Un nouveau modèle économique

Afin de participer au programme, une démarche volontaire est initialement nécessaire: s'inscrire sur le site de l'Ademe. Cela permet de bénéficier de l'audit d'un expert mandaté par l'agence (qui en a formés 160 dans les bureaux d'études ayant répondu à son appel d'offres), lequel identifiera et chiffrera les pertes cachées et donc les potentiels d'économies. L'expert établira ensuite un plan d'actions concrètes pouvant être réalisées et rentabilisées à l'horizon d'un an maximum, dont les avancements seront mesurés et la pertinence vérifiée régulièrement. Une évaluation sera aussi réalisée à la fin.

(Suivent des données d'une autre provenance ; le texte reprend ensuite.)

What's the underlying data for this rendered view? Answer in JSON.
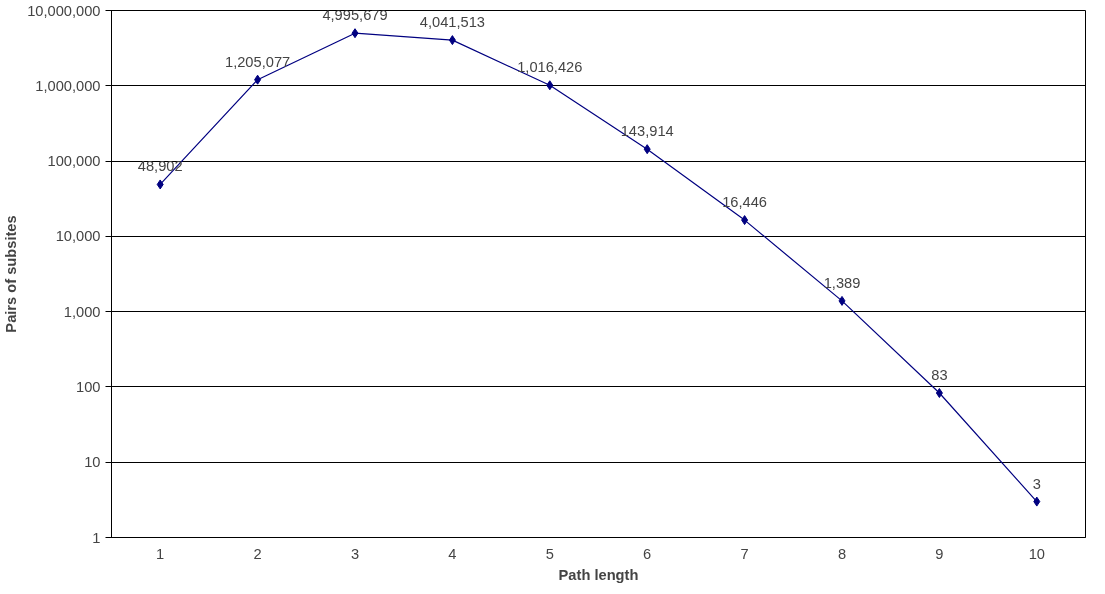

Quant aux coûts, l'Ademe expérimente un nouveau modèle économique pour cette opération. Afin d'inciter les entreprises à la démarche, elle prend en charge, avec ses partenaires, le risque financier de l'audit initial. Seulement, si les économies identifiées dépassent un plancher déterminé en fonction de la taille de l'entreprise (500 euros jusqu'à 19 salariés, 6.000 euros de 20 à 49, 12.000 euros de 50 à 99 et 18.000 euros de 100 à 250), une contribution au fonds d'intervention mis en place par l'agence lui est demandé, à un niveau forfaitaire correspondant à la moitié du plancher. "Mais les économies réalisées en pratique peuvent bien dépasser cette somme", souligne Fabrice Boissier.

Une étape face à l'objectif de "changer l'économie française"

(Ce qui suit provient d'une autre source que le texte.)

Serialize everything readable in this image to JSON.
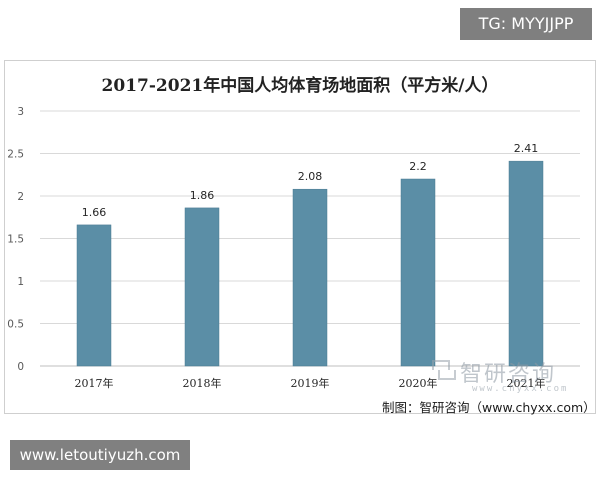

Pour l'instant, selon un sondage, 77% des établissements visés seraient intéressés par l'opération et 69% apprécieraient le mode de paiement choisi. La mission de les convaincre à se lancer concrètement dans l'aventure incombera surtout aux partenaires et aux antennes régionales de l'Ademe, qui espère atteindre les 500 candidats au plus vite.

Pour l'agence, il ne s'agit en effet que d'une étape face à l'objectif de "changer l'économie française", selon les mots de son président Bruno Léchevin. Cette année permettra notamment de perfectionner la méthodologie, ainsi que de peaufiner les estimations, qui laissent espérer au total 1 milliard d'économies annuelles si toutes les PME françaises se mettaient à l'économie circulaire. Mais dès 2019, on veut aller plus loin, en généralisant la démarche à plus de 5.000 entreprises. Au-delà des bénéfices en termes d'emplois délocalisables et d'innovation, l'impact environnemental attendu est aussi énorme: l'activité privée est en effet responsable de 60% de l'énergie totale consommée en France et de 64 millions de tonnes de déchets par an, pour un coût de traitement de 3,9 milliards d'euros, rappelle l'Ademe, qui dit même travailler sur un éventuel développement au niveau européen de cette première française.